If you need to perform more stringent checks when inserting or updating data, you can enable one of the following two SQL modes:

  SET sql_mode = 'STRICT_ALL_TABLES' ;

For tables that support transactions, both modes are the same. If a value is found to be invalid or missing, an error is generated and the statement is aborted and rolled back as if nothing had happened.

For tables that do not support transactions, these two modes have the following effects.

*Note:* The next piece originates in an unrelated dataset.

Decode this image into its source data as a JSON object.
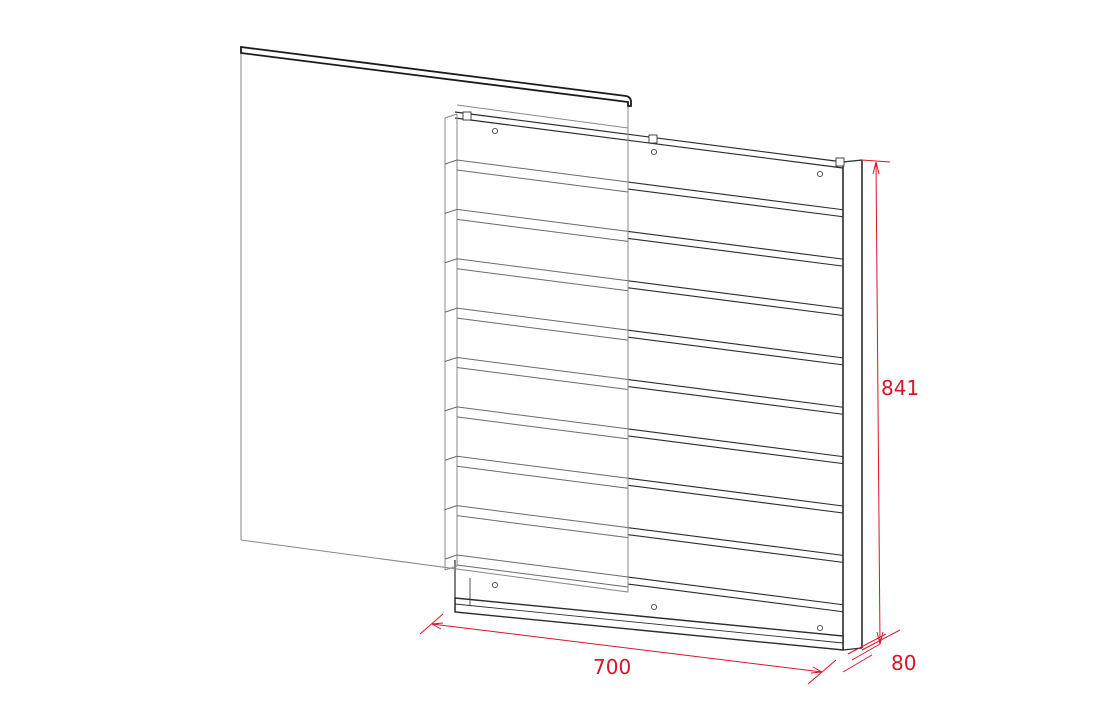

1) For both modes, if a value is found to be invalid or missing when inserting or modifying the first row, an error will be generated and the statement will abort as if nothing had happened. This is similar to the behavior of the transaction table.
2) In a statement used to insert or modify multiple rows, if an error occurs in a row after the first row, some rows will be modified. These two modes determine whether the statement should stop executing or continue executing at this moment.
   1.stay STRICT_ALL_TABLES In mode, an error is thrown and the statement stops executing. Because many of the lines affected by this statement have been modified, this will cause a "partial update" problem.
   2.stay STRICT_TRANS_TABLES In mode, for non transaction tables, MySQL Will abort the execution of the statement. Only in this way can we achieve the effect of transaction table. This effect can be achieved only when an error occurs in the first line.
   If the error is on a later line, some lines will be modified. Because those changes cannot be undone for non transactional tables, the MySQL The statement will continue to be executed to avoid the problem of "partial update".
   It converts all invalid values to their closest legal value. For missing values, MySQL The column will be set to the implicit default value of its data type,

The input data can be checked more strictly through the following modes:

    1.ERROR_ FOR_ DIVISION_ BY_ ZERO: In strict mode, it prevents values from entering the database if they are divided by zero. If you are not in strict mode, a warning message is generated and inserted NULL. 
2.NO_ ZERO_ DATE: In strict mode, it prevents the "zero" date value from entering the database.
3.NO_ ZERO_ IN_ DATE: In strict mode, it prevents incomplete date values with month or day parts of zero from entering the database.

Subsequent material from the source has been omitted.